IRA Monte Carlo (hacking the performance of your retirement account) - mshafrir
http://www.businessweek.com/magazine/content/11_16/b4224052439122.htm

======
th
Here's a more detailed version of the example:

1\. Single IRA ABCD worth $4 million dollars 2\. IRA ABCD split into 4 1
million dollar IRAs: IRA A, IRA B, IRA C, IRA D

3\. Investor converts IRA A, IRA B, IRA C, and IRA D to Roth IRAs in January
2012 (conversion counts again 2012 taxes)

4\. Before April 15 2013, investor extends their tax return to October 15 2013

5\. In October 2013 investor notices IRA B and IRA C had losses so they decide
to recharacaterize their Roth IRA conversion (undo it)

6\. Investor files their tax return by October 15 and only pays taxes on the
conversion of IRA A and IRA B into Roth IRAs.

I think the "21 months" mentioned in the article is specific to this case. I
believe recharacterization of a Roth conversion must occur before filing taxes
for the conversion.

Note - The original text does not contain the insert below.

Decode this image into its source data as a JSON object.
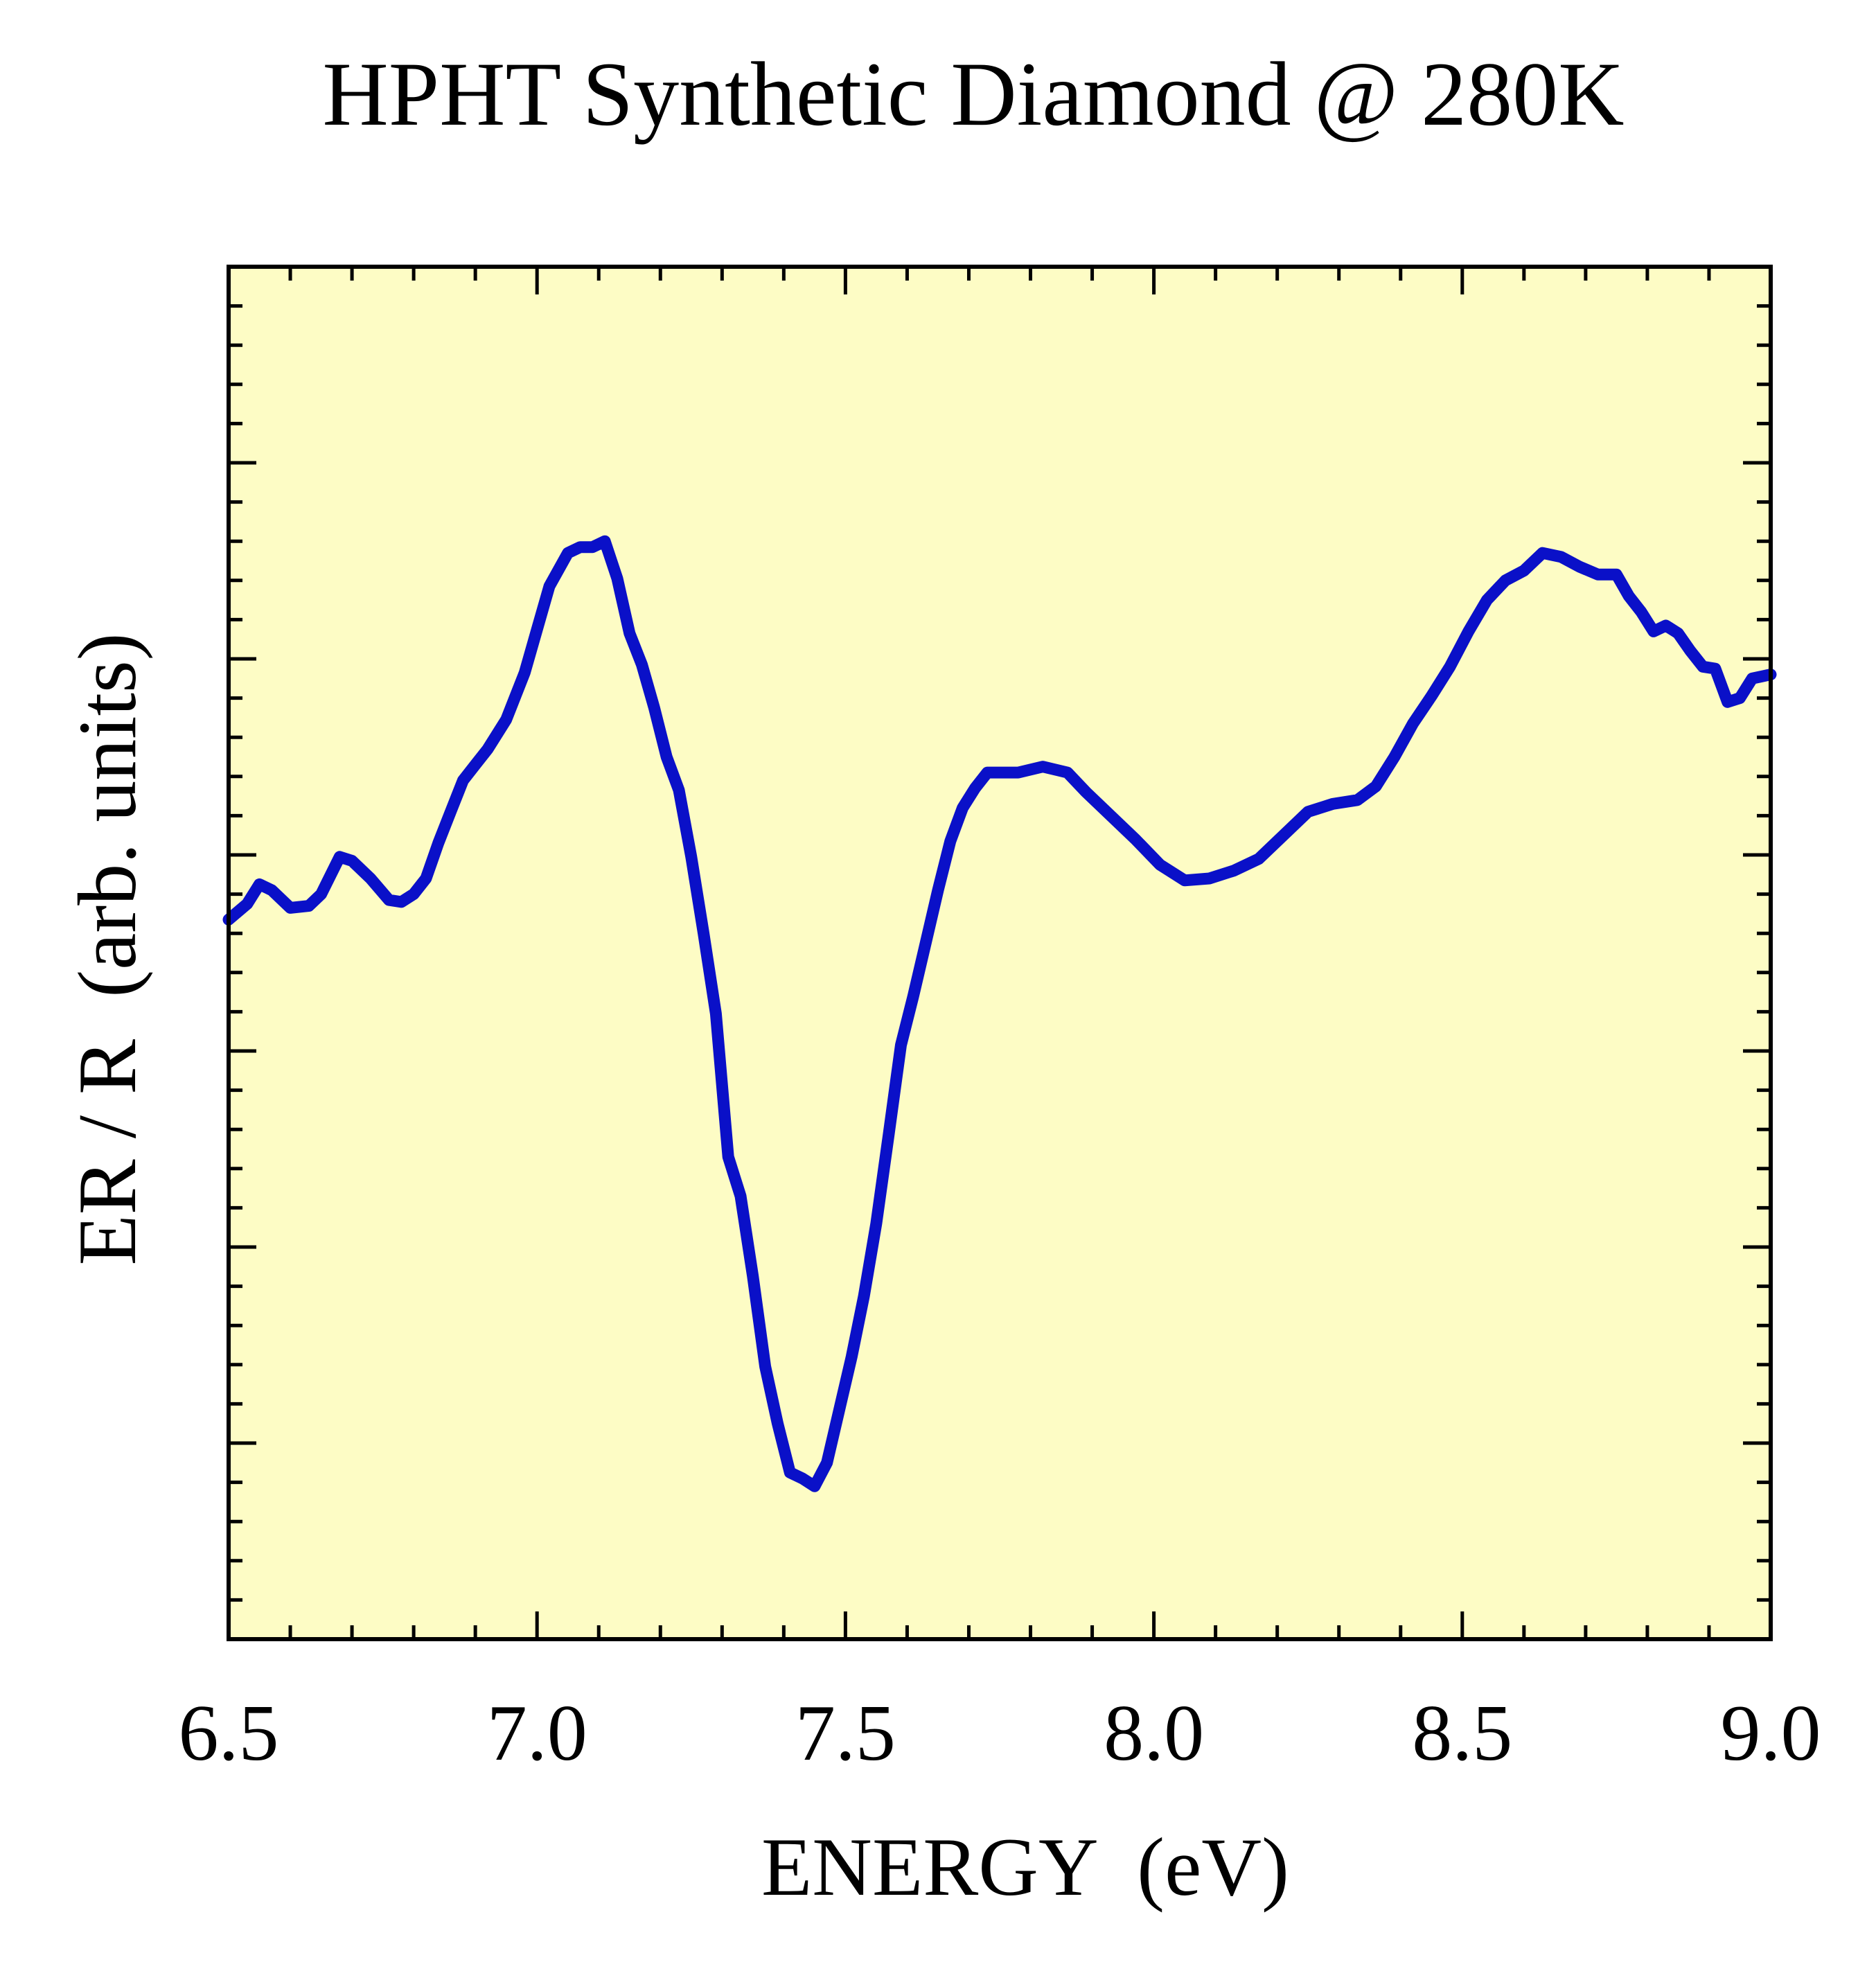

So if the investor converted their traditional IRAs to
Roth IRAs in December 2012, the conversion would count against 2012 taxes and
they would still only have until October 15, 2013 (10 months).

There are multiple potential benefits from this, the most obvious one being
that if the investor then converted IRA B and IRA C to Roth on October 16,
2013 they would owe less taxes since the values of those accounts has gone
down.